Class: BioDSL::Grab

Inherits:
Object
  • Object
show all
Defined in:
lib/BioDSL/commands/grab.rb

Overview

Grab records in stream.

grab select records from the stream by matching patterns to keys or values. grab is BioDSL’ equivalent of Unix’ grep, however, grab is much more versatile.

NB! If chaining multiple grab commands then use the most restrictive grab first in order to get the best performance.

NB! Avoid using exact with long values because of memory use.

Usage

grab(<select: <pattern>|select_file: <file>|reject: <pattern>|
     reject_file: <file>|evaluate: <expression>|exact: <bool>>
     [, keys: <list>|keys_only: <bool>|values_only: <bool>|
     ignore_case: <bool>])

Options

  • select: <pattern> - Select records matching <pattern> which is a regex or an exact match if the exact option is set.

  • select_file: <file> - File with one <pattern> per line to select.

  • reject: <pattern> - Reject records matching <pattern> which is a regex or an exact match if the exact option is set.

  • reject_file: <file> - File with one <pattern> per line to reject.
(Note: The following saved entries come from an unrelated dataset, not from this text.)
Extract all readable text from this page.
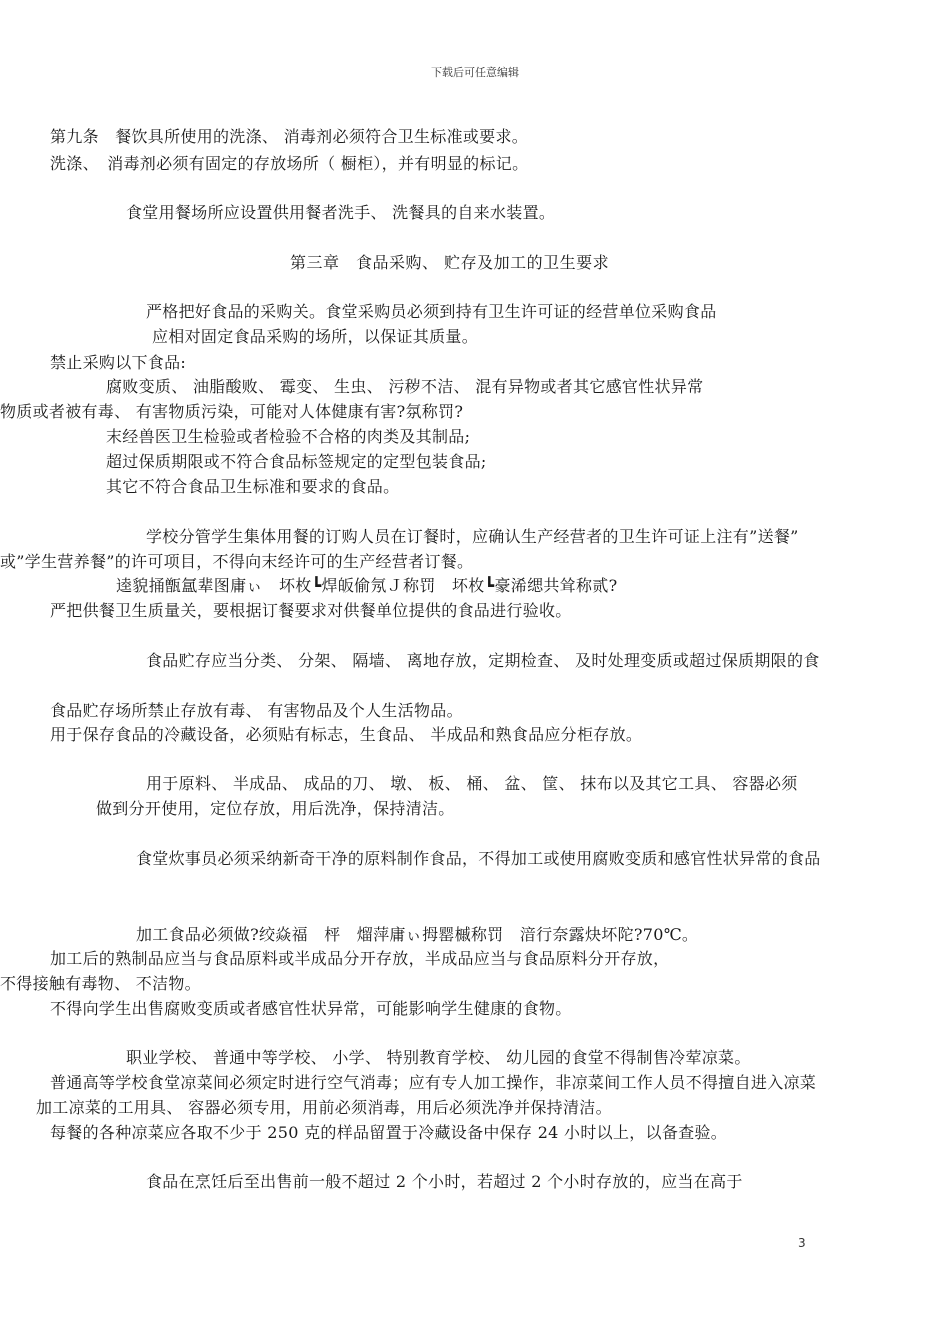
下载后可任意编辑
第九条　餐饮具所使用的洗涤、 消毒剂必须符合卫生标准或要求。
洗涤、　消毒剂必须有固定的存放场所（ 橱柜），并有明显的标记。
食堂用餐场所应设置供用餐者洗手、 洗餐具的自来水装置。
第三章　食品采购、 贮存及加工的卫生要求
严格把好食品的采购关。食堂采购员必须到持有卫生许可证的经营单位采购食品
应相对固定食品采购的场所，以保证其质量。
禁止采购以下食品:
腐败变质、 油脂酸败、 霉变、 生虫、 污秽不洁、 混有异物或者其它感官性状异常
物质或者被有毒、 有害物质污染，可能对人体健康有害?氛称罚?
末经兽医卫生检验或者检验不合格的肉类及其制品;
超过保质期限或不符合食品标签规定的定型包装食品;
其它不符合食品卫生标准和要求的食品。
学校分管学生集体用餐的订购人员在订餐时，应确认生产经营者的卫生许可证上注有”送餐”
或”学生营养餐”的许可项目，不得向末经许可的生产经营者订餐。
逵貌捅甑氲辈图庸ぃ　坏枚┗焊皈偷氖Ｊ称罚　坏枚┗豪浠缌共耸称贰?
严把供餐卫生质量关，要根据订餐要求对供餐单位提供的食品进行验收。
食品贮存应当分类、 分架、 隔墙、 离地存放，定期检查、 及时处理变质或超过保质期限的食
食品贮存场所禁止存放有毒、 有害物品及个人生活物品。
用于保存食品的冷藏设备，必须贴有标志，生食品、 半成品和熟食品应分柜存放。
用于原料、 半成品、 成品的刀、 墩、 板、 桶、 盆、 筐、 抹布以及其它工具、 容器必须
做到分开使用，定位存放，用后洗净，保持清洁。
食堂炊事员必须采纳新奇干净的原料制作食品，不得加工或使用腐败变质和感官性状异常的食品
加工食品必须做?绞焱福　枰　熘萍庸ぃ拇罂槭称罚　湆行奈露炔坏陀?70℃。
加工后的熟制品应当与食品原料或半成品分开存放，半成品应当与食品原料分开存放，
不得接触有毒物、 不洁物。
不得向学生出售腐败变质或者感官性状异常，可能影响学生健康的食物。
职业学校、 普通中等学校、 小学、 特别教育学校、 幼儿园的食堂不得制售冷荤凉菜。
普通高等学校食堂凉菜间必须定时进行空气消毒；应有专人加工操作，非凉菜间工作人员不得擅自进入凉菜
加工凉菜的工用具、 容器必须专用，用前必须消毒，用后必须洗净并保持清洁。
每餐的各种凉菜应各取不少于 250 克的样品留置于冷藏设备中保存 24 小时以上，以备查验。
食品在烹饪后至出售前一般不超过 2 个小时，若超过 2 个小时存放的，应当在高于
3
  • evaluate: <expression> - Select records where <expression> is true.

  • exact: <bool> - Turn on exact matching for improved speed.

  • keys: <list> - Comma separated list or array of keys to grab the value for.
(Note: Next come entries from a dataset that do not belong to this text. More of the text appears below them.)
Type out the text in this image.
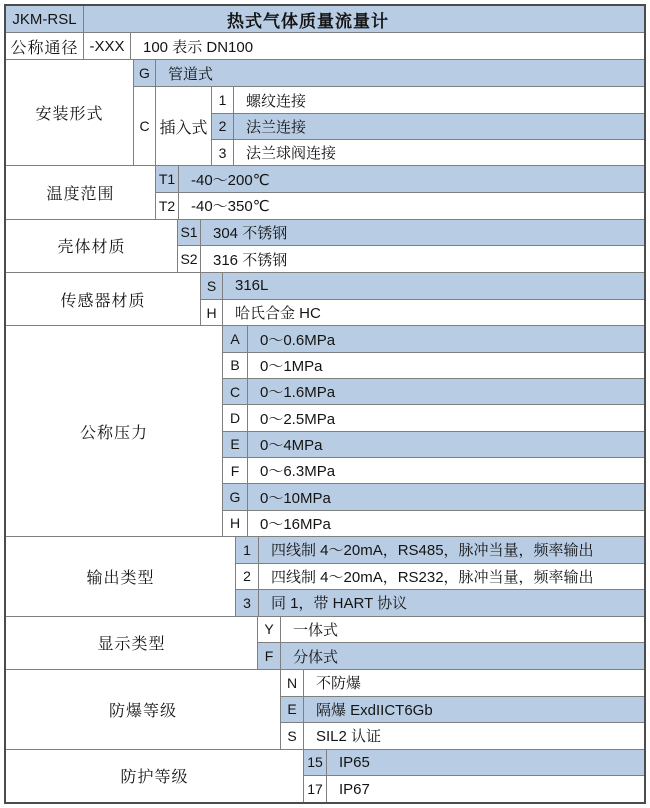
JKM-RSL	热式气体质量流量计
公称通径 -XXX	100 表示 DN100
安装形式
G	管道式
C 插入式
1	螺纹连接
2	法兰连接
3	法兰球阀连接
温度范围
T1	-40～200℃
T2	-40～350℃
壳体材质
S1	304 不锈钢
S2	316 不锈钢
传感器材质
S	316L
H	哈氏合金 HC
公称压力
A	0～0.6MPa
B	0～1MPa
C	0～1.6MPa
D	0～2.5MPa
E	0～4MPa
F	0～6.3MPa
G	0～10MPa
H	0～16MPa
输出类型
1	四线制 4～20mA，RS485，脉冲当量，频率输出
2	四线制 4～20mA，RS232，脉冲当量，频率输出
3	同 1，带 HART 协议
显示类型
Y	一体式
F	分体式
防爆等级
N	不防爆
E	隔爆 ExdIICT6Gb
S	SIL2 认证
防护等级
15	IP65
17	IP67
  • keys_only: <bool> - Only grab for keys.

  • values_only: <bool> - Only grab for values.

  • ignore_case: <bool> - Ignore case when grabbing with regex (does not work with evaluate and exact).

Examples

To easily grab all records in the stream that has any mentioning of the pattern ‘human’ just pipe the data stream through grab like this:

grab(select: "human")

This will search for the pattern ‘human’ in all keys and all values. The select option alternatively uses an array of patterns, so in order to match one of multiple patterns do:

grab(select: ["human", "mouse"])

It is also possible to invoke flexible matching using regex (regular expressions) instead of simple pattern matching. If you want to grab records with the sequence ATCG or GCTA you can do this:

grab(select: "ATCG|GCTA")

Or if you want to grab sequences beginning with ATCG:

grab(select: "^ATCG")

It is also possible to use the select_file option to load patterns from a file with one pattern per line.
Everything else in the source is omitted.